Requirements for atoi:
The function first discards as many whitespace characters(空白字符是指在屏幕上不会显示出来的字符(如空格，制表符tab，回车换行等)) as necessaryuntil the first non-whitespace character is found. Then, starting from this character, takes an optional initial plus or minus sign followed by as many numerical digits as possible, and interprets them as a numerical value.

The string can contain additional characters after those that form the integral number(整数), which are ignored and have no effect on the behavior of this function.

If the first sequence of non-whitespace characters in str is not a valid integral number, or if no such sequence exists because either str is empty or it contains only whitespace characters, no conversion is performed.

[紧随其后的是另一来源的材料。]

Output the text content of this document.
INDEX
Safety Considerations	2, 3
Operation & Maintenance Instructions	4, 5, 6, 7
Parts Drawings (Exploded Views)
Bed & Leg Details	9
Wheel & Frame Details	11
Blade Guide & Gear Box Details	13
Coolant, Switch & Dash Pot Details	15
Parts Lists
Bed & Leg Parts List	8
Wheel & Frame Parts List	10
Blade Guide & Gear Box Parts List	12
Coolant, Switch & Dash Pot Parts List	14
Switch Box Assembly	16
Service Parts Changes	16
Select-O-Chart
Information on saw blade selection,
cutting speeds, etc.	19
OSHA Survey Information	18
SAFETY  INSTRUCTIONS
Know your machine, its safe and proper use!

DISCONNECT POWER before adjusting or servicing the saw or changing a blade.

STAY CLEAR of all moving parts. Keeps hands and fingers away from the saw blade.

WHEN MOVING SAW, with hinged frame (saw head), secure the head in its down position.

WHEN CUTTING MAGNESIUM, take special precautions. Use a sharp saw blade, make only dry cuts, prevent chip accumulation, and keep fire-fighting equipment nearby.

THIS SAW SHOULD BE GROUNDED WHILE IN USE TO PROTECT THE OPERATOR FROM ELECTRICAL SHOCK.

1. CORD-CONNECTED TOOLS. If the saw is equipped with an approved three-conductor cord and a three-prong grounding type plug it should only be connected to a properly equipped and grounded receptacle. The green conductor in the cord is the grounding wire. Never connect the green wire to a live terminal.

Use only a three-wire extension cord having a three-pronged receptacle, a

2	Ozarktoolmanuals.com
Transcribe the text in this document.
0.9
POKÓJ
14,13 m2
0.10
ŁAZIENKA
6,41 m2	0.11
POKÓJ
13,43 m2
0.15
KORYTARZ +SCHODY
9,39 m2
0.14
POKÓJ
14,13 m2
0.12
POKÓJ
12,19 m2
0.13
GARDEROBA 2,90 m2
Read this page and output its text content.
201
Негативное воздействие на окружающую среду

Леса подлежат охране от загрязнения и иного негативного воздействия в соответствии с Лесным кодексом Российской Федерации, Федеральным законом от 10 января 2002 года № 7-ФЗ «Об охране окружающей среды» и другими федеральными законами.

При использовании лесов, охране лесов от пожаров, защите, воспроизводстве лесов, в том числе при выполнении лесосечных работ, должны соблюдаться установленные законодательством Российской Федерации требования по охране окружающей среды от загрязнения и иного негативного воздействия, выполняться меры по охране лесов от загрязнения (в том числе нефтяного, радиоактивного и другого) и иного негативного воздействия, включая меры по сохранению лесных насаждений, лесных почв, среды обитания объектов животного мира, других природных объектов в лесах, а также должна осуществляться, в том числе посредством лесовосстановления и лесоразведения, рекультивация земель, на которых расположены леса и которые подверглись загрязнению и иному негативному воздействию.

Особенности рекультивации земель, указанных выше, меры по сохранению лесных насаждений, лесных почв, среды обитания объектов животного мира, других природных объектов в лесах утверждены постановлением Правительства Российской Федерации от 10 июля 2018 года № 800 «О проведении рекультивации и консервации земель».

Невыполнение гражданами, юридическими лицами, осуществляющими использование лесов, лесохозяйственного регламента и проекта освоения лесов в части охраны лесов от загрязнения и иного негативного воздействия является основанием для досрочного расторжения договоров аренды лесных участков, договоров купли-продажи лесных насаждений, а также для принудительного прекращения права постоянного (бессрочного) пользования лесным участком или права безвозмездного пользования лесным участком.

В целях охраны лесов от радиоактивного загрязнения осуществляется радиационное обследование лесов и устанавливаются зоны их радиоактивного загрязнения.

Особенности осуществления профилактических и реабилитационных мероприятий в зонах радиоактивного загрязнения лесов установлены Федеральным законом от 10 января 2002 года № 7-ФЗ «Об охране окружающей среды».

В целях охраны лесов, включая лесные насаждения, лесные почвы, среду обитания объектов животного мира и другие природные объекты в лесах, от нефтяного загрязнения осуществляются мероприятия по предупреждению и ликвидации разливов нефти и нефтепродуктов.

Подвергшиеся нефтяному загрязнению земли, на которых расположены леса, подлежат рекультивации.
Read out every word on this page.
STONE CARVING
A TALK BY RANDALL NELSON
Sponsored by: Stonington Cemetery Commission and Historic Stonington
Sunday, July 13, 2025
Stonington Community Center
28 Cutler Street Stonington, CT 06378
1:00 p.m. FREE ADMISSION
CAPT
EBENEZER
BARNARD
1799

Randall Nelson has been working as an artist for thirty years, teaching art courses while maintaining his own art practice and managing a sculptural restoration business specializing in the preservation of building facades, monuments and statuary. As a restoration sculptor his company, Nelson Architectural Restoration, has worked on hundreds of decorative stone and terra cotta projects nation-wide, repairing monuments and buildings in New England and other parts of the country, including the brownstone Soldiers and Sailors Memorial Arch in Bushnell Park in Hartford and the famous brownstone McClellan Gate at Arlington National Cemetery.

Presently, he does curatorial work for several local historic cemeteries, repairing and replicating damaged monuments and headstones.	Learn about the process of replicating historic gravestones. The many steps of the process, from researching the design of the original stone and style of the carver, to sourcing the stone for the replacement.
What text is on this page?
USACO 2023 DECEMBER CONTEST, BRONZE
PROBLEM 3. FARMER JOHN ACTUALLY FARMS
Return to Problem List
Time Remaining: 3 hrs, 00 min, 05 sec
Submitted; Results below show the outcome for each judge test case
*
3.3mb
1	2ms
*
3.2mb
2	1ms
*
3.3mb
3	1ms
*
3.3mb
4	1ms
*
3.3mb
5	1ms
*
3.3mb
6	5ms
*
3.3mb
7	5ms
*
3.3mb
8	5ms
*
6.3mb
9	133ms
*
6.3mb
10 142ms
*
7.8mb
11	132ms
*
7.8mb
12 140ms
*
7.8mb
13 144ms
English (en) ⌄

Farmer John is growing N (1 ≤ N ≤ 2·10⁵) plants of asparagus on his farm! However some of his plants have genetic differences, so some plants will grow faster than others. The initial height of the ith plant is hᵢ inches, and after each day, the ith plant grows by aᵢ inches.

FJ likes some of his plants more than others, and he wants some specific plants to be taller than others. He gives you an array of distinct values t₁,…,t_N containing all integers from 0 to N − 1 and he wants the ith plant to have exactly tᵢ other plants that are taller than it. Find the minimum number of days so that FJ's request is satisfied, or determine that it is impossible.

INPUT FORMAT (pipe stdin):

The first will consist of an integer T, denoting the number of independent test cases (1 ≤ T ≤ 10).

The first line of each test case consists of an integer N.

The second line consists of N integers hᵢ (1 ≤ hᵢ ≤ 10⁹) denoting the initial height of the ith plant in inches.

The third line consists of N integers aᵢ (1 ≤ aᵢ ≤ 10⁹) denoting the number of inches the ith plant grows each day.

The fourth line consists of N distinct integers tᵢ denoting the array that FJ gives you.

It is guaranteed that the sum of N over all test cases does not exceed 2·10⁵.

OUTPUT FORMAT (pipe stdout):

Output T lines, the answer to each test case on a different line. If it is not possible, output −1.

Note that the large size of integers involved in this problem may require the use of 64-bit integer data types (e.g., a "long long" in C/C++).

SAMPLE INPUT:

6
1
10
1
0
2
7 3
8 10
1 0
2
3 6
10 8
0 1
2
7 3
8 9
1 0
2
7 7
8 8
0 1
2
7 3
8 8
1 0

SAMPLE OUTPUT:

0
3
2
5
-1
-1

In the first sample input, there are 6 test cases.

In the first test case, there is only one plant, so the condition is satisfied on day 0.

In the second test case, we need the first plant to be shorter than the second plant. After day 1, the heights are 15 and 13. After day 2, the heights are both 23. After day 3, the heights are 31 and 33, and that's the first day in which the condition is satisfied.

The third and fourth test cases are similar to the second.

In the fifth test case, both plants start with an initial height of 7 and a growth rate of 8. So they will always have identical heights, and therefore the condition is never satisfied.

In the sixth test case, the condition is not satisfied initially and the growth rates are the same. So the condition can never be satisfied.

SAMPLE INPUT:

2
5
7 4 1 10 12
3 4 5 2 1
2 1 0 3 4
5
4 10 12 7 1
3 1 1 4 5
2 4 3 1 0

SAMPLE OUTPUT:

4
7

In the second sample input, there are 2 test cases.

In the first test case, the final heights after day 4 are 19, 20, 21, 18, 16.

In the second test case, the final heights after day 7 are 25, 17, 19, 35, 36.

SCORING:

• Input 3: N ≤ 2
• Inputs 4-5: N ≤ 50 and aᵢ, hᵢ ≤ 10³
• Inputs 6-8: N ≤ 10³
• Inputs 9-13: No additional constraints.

If no valid conversion could be performed, a zero value is returned. If the correct value is out of the range of representable values, INT_MAX (2147483647) or INT_MIN (-2147483648) is returned.

思路

转换前要跳过左边的空白字符，得到的第一个非空白字符要先判断是否是到达了字符串的末尾，如果到达了末尾，可以直接下结论返回;如果没有到达字符串的末尾，那它就是一个合法的非空白字符，要先判断是否是符号位，进行过符号位的判断操作之后，就是计算整数值(针对数字字符而言)直到越过数字字符的右边界，计算过程停止，返回计算结果

代码实现

class Solution {
public:
    int myAtoi(const char *str) {
    
        if(str==nullptr) 
        	return 0;
        const char *p = str;
        while(isspace(*p)) p++;
        if(*p == '\0')//可以直接下结论
        	return 0;
        int sign = 1;
        if(*p == '-')//如果没有符号字符不会进入这个条件判断操作，这个
        {            //操作不会发生
        	sign = -1;
        	p++;
        }
        else if(*p == '+')
        	p++;
        long ret = 0;//一个合理的初始化值
        while(*p!='\0')
        {
        	if(0<= *p-'0' && *p-'0'<=9)
        	{
        		ret = 10*ret+sign*(*p-'0');
        		if(ret >= INT_MAX)
        			return INT_MAX;
        		else if(ret <= INT_MIN)
        			return INT_MIN;
			p++;
        	}
        	else
        		return (int)ret;//已经越过了合法数字字符的右边界
        }
        return (int)ret;     
    }
};